NestedJ is a Java library that provides Spring Data type Repository to manage read-optimized, sorted trees with the use of Nested Set Model. It provides an O(log2(n)) access to any tree traversal logic, including:
- finding immediate children of any given node
- finding all children (regardless of depth) of any given node
- finding an immediate parent if any fiven node
- finding all parents of any given node from immediate to root
Like what you see? Let me know by leaving a Star!
The Nested Set Model is a technique for representing nested sets (also known as trees or hierarchies) in relational databases.
Let's say you have a e-commerce solution with a multi-level Product Catalog. One of the most basic requirements would be that if a Customer browses one of the Categories, he should be presented with Products from that Category and from its Subcategories (regardless of their depth in the hierarchy).
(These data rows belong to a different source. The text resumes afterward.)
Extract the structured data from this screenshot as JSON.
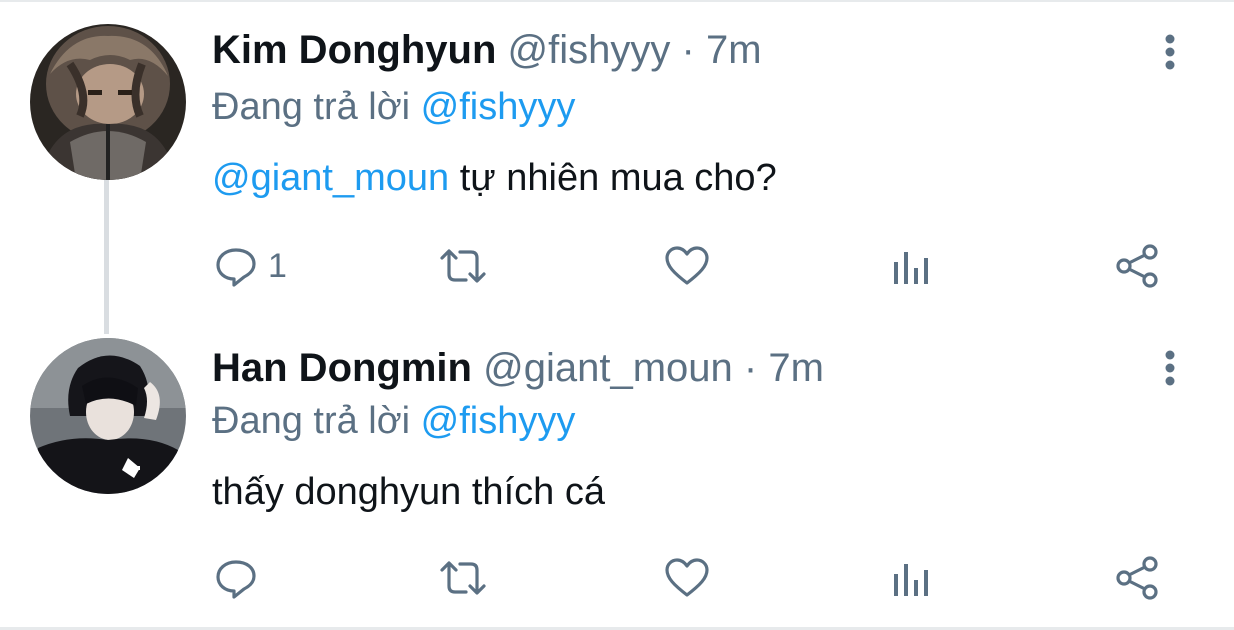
{
  "tweets": [
    {
      "name": "Kim Donghyun",
      "handle": "@fishyyy",
      "dot": "·",
      "time": "7m",
      "reply_prefix": "Đang trả lời",
      "reply_to": "@fishyyy",
      "mention": "@giant_moun",
      "text": " tự nhiên mua cho?",
      "reply_count": "1",
      "icons": [
        "reply-icon",
        "retweet-icon",
        "like-icon",
        "analytics-icon",
        "share-icon",
        "more-vertical-icon"
      ]
    },
    {
      "name": "Han Dongmin",
      "handle": "@giant_moun",
      "dot": "·",
      "time": "7m",
      "reply_prefix": "Đang trả lời",
      "reply_to": "@fishyyy",
      "text": "thấy donghyun thích cá",
      "reply_count": "",
      "icons": [
        "reply-icon",
        "retweet-icon",
        "like-icon",
        "analytics-icon",
        "share-icon",
        "more-vertical-icon"
      ]
    }
  ],
  "colors": {
    "accent": "#1d9bf0",
    "secondary_text": "#5b7083",
    "primary_text": "#0f1419",
    "thread_line": "#d9dde1"
  }
}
How can we do it? We could:
- Recursively traverse the Category and it's Subcategories, executing 1 SQL per Category and gatering all the Category IDs:
-- has an O(b^d) Time complexity where b == branching factor and d == depth of tree
-- due to the need of recursively repeating below query for each (sub)category in tree
select cat_id from categories where cat_parent_id = :parent_id
-- this solution causes N+1 select problem
select * from products where cat_id in (:gathered_cat_ids)
- use proprietary SQL features like Oracle's recursive queries:
-- has an O(b^d) complexity where b == branching factor and d == depth of tree
-- due to recursive logic hidden in database, but still present
select p.*
from product p
inner join categories c on p.cat_id = c.cat_id
connect by prior c.cat_id = c.cat_parent_id
where c.cat_parent_id = :parent_id
or Recursive Common Table Expressions in SQL Server:
-- has an O(b^d) complexity where b == branching factor and d == depth of tree
-- due to recursive logic hidden in database, but still present
WITH Products as
(
SELECT p.*
FROM product p
WHERE p.parent_id is null
UNION ALL
SELECT p1.*
FROM product p1
INNER JOIN Products Ps
ON Ps.parent_id = p1.parent_id
)
SELECT * From Products
- use NestedJ:
-- has O(log2(n)) complexity (assuming that table is correctly indexed)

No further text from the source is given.